Lack of Phosphatidylglycerol Inhibits Chlorophyll Biosynthesis at Multiple Sites and Limits Chlorophyllide Reutilization in Synechocystis sp. Strain PCC 6803.

The negatively charged lipid phosphatidylglycerol (PG) constitutes up to 10% of total lipids in photosynthetic membranes, and its deprivation in cyanobacteria is accompanied by chlorophyll (Chl) depletion. Indeed, radioactive labeling of the PG-depleted ΔpgsA mutant of Synechocystis sp. strain PCC 6803, which is not able to synthesize PG, proved the inhibition of Chl biosynthesis caused by restriction on the formation of 5-aminolevulinic acid and protochlorophyllide. Although the mutant accumulated chlorophyllide, the last Chl precursor, we showed that it originated from dephytylation of existing Chl and not from the block in the Chl biosynthesis. The lack of de novo-produced Chl under PG depletion was accompanied by a significantly weakened biosynthesis of both monomeric and trimeric photosystem I (PSI) complexes, although the decrease in cellular content was manifested only for the trimeric form. However, our analysis of ΔpgsA mutant, which lacked trimeric PSI because of the absence of the PsaL subunit, suggested that the virtual stability of monomeric PSI is a result of disintegration of PSI trimers. Interestingly, the loss of trimeric PSI was accompanied by accumulation of monomeric PSI associated with the newly synthesized CP43 subunit of photosystem II. We conclude that the absence of PG results in the inhibition of Chl biosynthetic pathway, which impairs synthesis of PSI, despite the accumulation of chlorophyllide released from the degraded Chl proteins. Based on the knowledge about the role of PG in prokaryotes, we hypothesize that the synthesis of Chl and PSI complexes are colocated in a membrane microdomain requiring PG for integrity.

A cyanobacterial chlorophyll synthase-HliD complex associates with the Ycf39 protein and the YidC/Alb3 insertase.
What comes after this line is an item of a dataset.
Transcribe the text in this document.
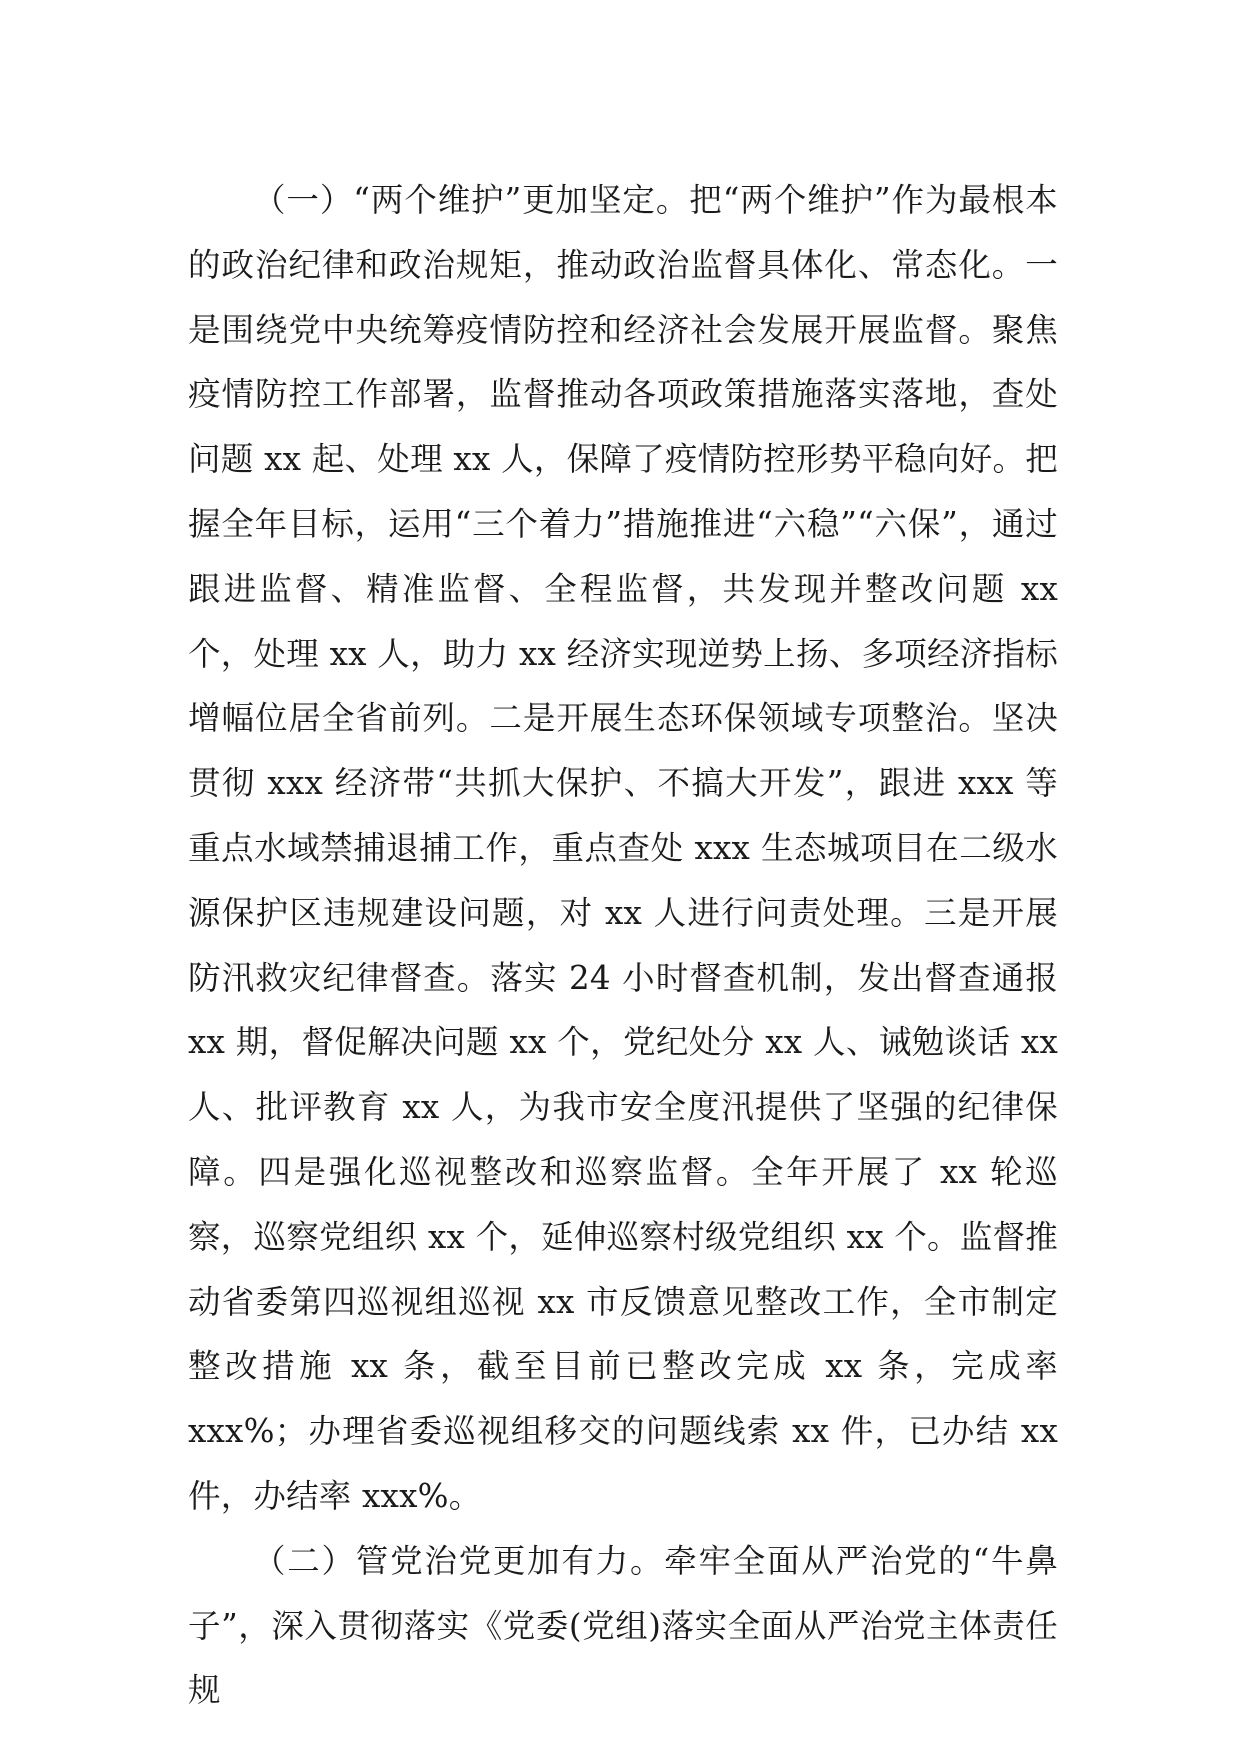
（一）“两个维护”更加坚定。把“两个维护”作为最根本的政治纪律和政治规矩，推动政治监督具体化、常态化。一是围绕党中央统筹疫情防控和经济社会发展开展监督。聚焦疫情防控工作部署，监督推动各项政策措施落实落地，查处问题 xx 起、处理 xx 人，保障了疫情防控形势平稳向好。把握全年目标，运用“三个着力”措施推进“六稳”“六保”，通过跟进监督、精准监督、全程监督，共发现并整改问题 xx 个，处理 xx 人，助力 xx 经济实现逆势上扬、多项经济指标增幅位居全省前列。二是开展生态环保领域专项整治。坚决贯彻 xxx 经济带“共抓大保护、不搞大开发”，跟进 xxx 等重点水域禁捕退捕工作，重点查处 xxx 生态城项目在二级水源保护区违规建设问题，对 xx 人进行问责处理。三是开展防汛救灾纪律督查。落实 24 小时督查机制，发出督查通报 xx 期，督促解决问题 xx 个，党纪处分 xx 人、诫勉谈话 xx 人、批评教育 xx 人，为我市安全度汛提供了坚强的纪律保障。四是强化巡视整改和巡察监督。全年开展了 xx 轮巡察，巡察党组织 xx 个，延伸巡察村级党组织 xx 个。监督推动省委第四巡视组巡视 xx 市反馈意见整改工作，全市制定整改措施 xx 条，截至目前已整改完成 xx 条，完成率 xxx%；办理省委巡视组移交的问题线索 xx 件，已办结 xx 件，办结率 xxx%。

（二）管党治党更加有力。牵牢全面从严治党的“牛鼻子”，深入贯彻落实《党委(党组)落实全面从严治党主体责任规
Macromolecular membrane assemblies of chlorophyll-protein complexes efficiently harvest and trap light energy for photosynthesis. To investigate the delivery of chlorophylls to the newly synthesized photosystem apoproteins, a terminal enzyme of chlorophyll biosynthesis, chlorophyll synthase (ChlG), was tagged in the cyanobacterium Synechocystis PCC 6803 (Synechocystis) and used as bait in pull-down experiments. We retrieved an enzymatically active complex comprising ChlG and the high-light-inducible protein HliD, which associates with the Ycf39 protein, a putative assembly factor for photosystem II, and with the YidC/Alb3 insertase. 2D electrophoresis and immunoblotting also provided evidence for the presence of SecY and ribosome subunits. The isolated complex contained chlorophyll, chlorophyllide, and carotenoid pigments. Deletion of hliD elevated the level of the ChlG substrate, chlorophyllide, more than 6-fold; HliD is apparently required for assembly of FLAG-ChlG into larger complexes with other proteins such as Ycf39. These data reveal a link between chlorophyll biosynthesis and the Sec/YidC-dependent cotranslational insertion of nascent photosystem polypeptides into membranes. We expect that this close physical linkage coordinates the arrival of pigments and nascent apoproteins to produce photosynthetic pigment-protein complexes with minimal risk of accumulating phototoxic unbound chlorophylls.